Powers is Blue Origin’s Vice President of Mission & Flight Operations. She was an engineer with NASA on the International Space Station programme before she turned to law.

Powers has been at Blue Origin since 2013, serving initially as Deputy General Counsel and Vice President of Legal & Compliance and later taking leadership of all New Shepard flight operations, vehicle maintenance, and launch, landing, and ground support infrastructure.

According to a Blue Origin statement, she “played a lead role in the multi-year process to certify New Shepard for human flight”.

“This has been a dream of mine my entire life and I am so excited to finally make it happen as part of the next New Shepard crew,” Boshuizen tweeted after the earlier announcement on 27 September.

Similarly, de Vries said in a tweet: “I’ve been passionate about aviation and space for as long as I can remember, and a long-awaited dream of mine is about to become a reality.”

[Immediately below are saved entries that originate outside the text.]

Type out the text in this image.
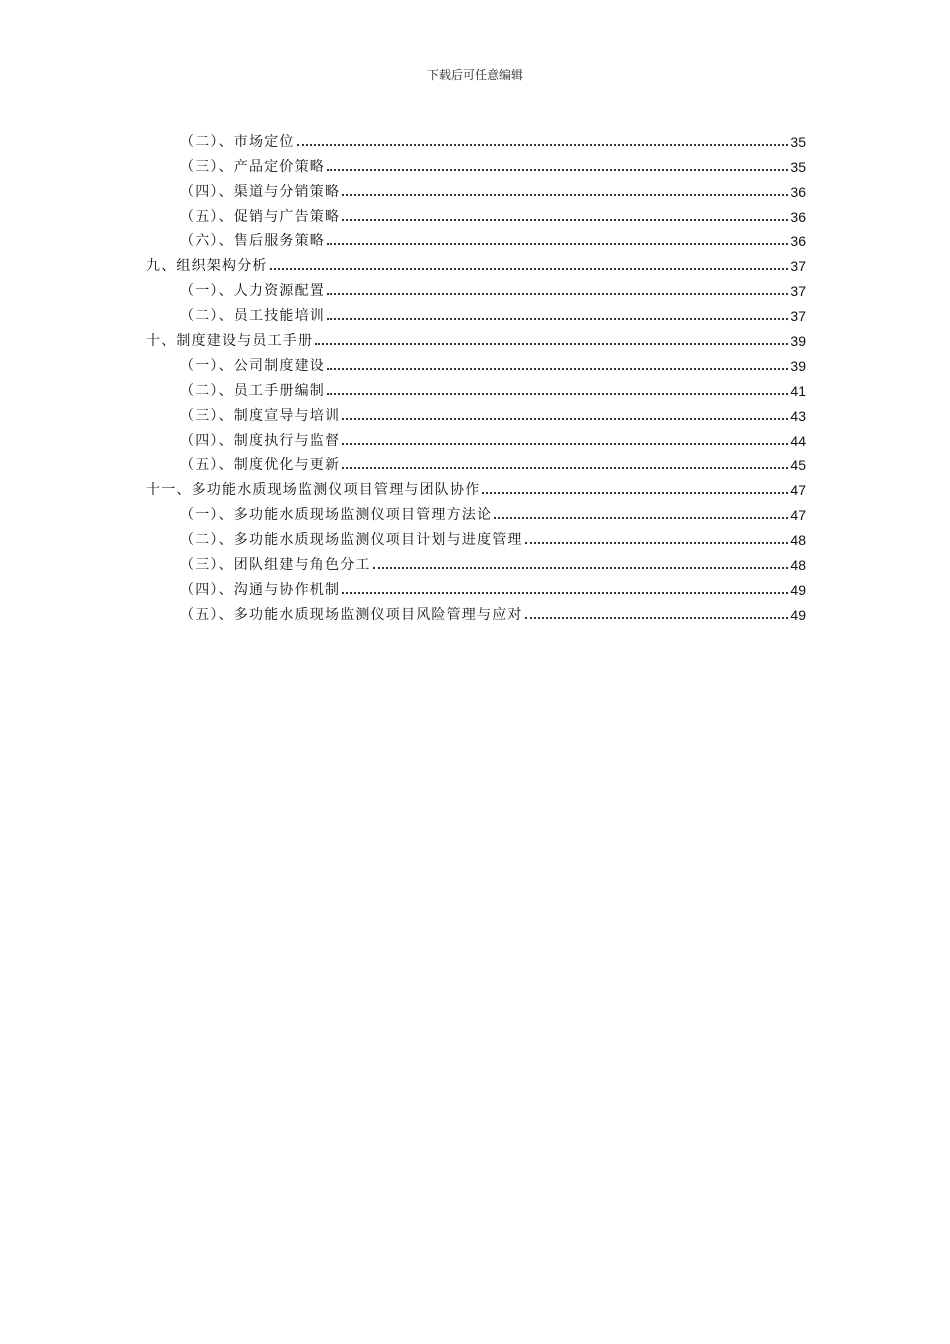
下载后可任意编辑
（二）、市场定位	35
（三）、产品定价策略	35
（四）、渠道与分销策略	36
（五）、促销与广告策略	36
（六）、售后服务策略	36
九、组织架构分析	37
（一）、人力资源配置	37
（二）、员工技能培训	37
十、制度建设与员工手册	39
（一）、公司制度建设	39
（二）、员工手册编制	41
（三）、制度宣导与培训	43
（四）、制度执行与监督	44
（五）、制度优化与更新	45
十一、多功能水质现场监测仪项目管理与团队协作	47
（一）、多功能水质现场监测仪项目管理方法论	47
（二）、多功能水质现场监测仪项目计划与进度管理	48
（三）、团队组建与角色分工	48
（四）、沟通与协作机制	49
（五）、多功能水质现场监测仪项目风险管理与应对	49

Powers has said she is “excited to continue writing Blue’s human spaceflight history”.

Thousands of postcards from Blue Origin’s foundation, “Club for the Future”, will fly alongside the crew on 12 October.

These “postcards to space” contain students’ vision of what life in space will look like someday, including notes to self.

The cards will be sent to space and back, and returned to their respective student owners with the “flown to space” stamp.